Several months later, Jen and her father have returned to their normal lives. Jen visits her stepmother, but finds her in the process of welcoming Venable and Ruthie to the neighborhood. Jen confronts Venable, who notices that she is pregnant with his child. He asks Jen to return with him to the Foundation. Jen agrees on the condition that Venable never again interfere with her family. She, Venable, and Ruthie leave, driving away in a recreational vehicle (RV).

As the end credits roll, Jen causes the RV to crash into a parked car. Jen stabs Venable to death and kills the other cultist, the RV driver as well. She then takes Ruthie's hand as they walk back towards her family home.

==Cast==

- Charlotte Vega as Jennifer "Jen" Shaw
- Adain Bradley as Darius Clemons
- Bill Sage as Venable / Ram Skull
- Emma Dumont as Milla D'Angelo
- Dylan McTee as Adam Lucas
- Daisy Head as Edith
- Matthew Modine as Scott Shaw
- Vardaan Arora as Gary Amaan
- Adrian Favela as Luis Ortiz
- Tim de Zarn as Nate Roades
- Rhyan Elizabeth Hanavan as Ruthie
- Chaney Morrow as Hobbs
- Damian Maffei as Morgan / Deer Skull
- Mark Mench as Standard / Wolf Skull
- David Hutchison as Cullen / Boar Skull
- Chris Hahn as Samuel / Elk Skull
- Valerie Jane Parker as Corrine
- Daniel R. Hill as Reggie

==Production==
===Development===
In October 2018, a reboot of the Wrong Turn film series was announced. The film was directed by Mike P. Nelson and written by Alan B. McElroy, who wrote the original film in 2003. In May 2019, it was announced that Charlotte Vega would star in the film.

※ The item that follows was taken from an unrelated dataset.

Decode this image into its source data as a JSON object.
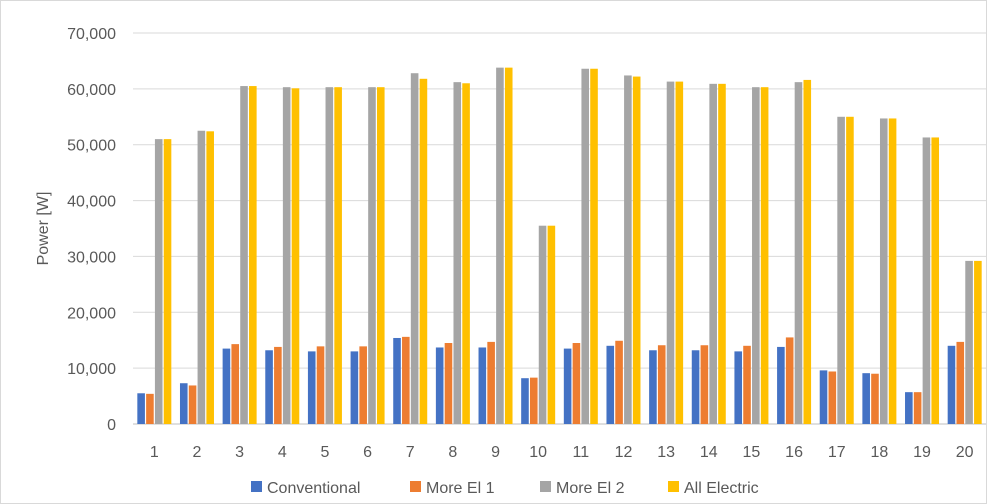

In an interview with director Nelson for Fangoria, he stated:
"I was fully prepared on the first read to be thrust into a crazy slasher world of cannibals eating human flesh and splitting people down the middle. When that didn't happen, I was pleasantly surprised. There was something else at the core of the story that got me."

===Filming===
Principal photography began on September 9, 2019, in Ohio and wrapped on
November 2.

==Music==
The film was composed by Stephen Lukach. The soundtrack album, which was titled Wrong Turn: The Foundation, and was released by Konigskinder Music on February 25, 2021. Actress and singer Ruby Modine performs the film's end title track of Woody Guthrie's "This Land Is Your Land", which was released as a single on March 11, 2021.

==Release==
===Theatrical===
Wrong Turn was originally scheduled for release in 2020, but was pushed to 2021 due to the COVID-19 pandemic. On December 16, 2020, it was announced that the film would premiere in American theaters for one night only on January 26, 2021.

===Home media===
The film was released on Blu-ray, digital and DVD on February 23, 2021, by Lionsgate Home Entertainment.

==Reception==
===Critical response===
On Review aggregator Rotten Tomatoes, the site gave the film a 64% approval rating based on 64 reviews. The site's consensus reads, "Wrong Turn is a cut below more effective horror outings, but viewers in the mood for some gory chills will find that this franchise reboot does more than a few things right". On Metacritic, it assigned the film a weighted average score of 46 out of 100 based on seven critics who gave the film "mixed or average reviews".

Nick Allen of RogerEbert.com gave the film three out of four stars, writing that "McElroy and Nelson evolve Wrong Turn into a bizarre, winding odyssey, albeit with a lot more on its mind than just a cool kill."

The film ranks on Rotten Tomatoes' Best Horror Movies of 2021.

==Future==
On May 30, 2023, Alan B. McElroy revealed that the film was intended to be the first installment in a trilogy and expressed hope that it would be followed by the sequels.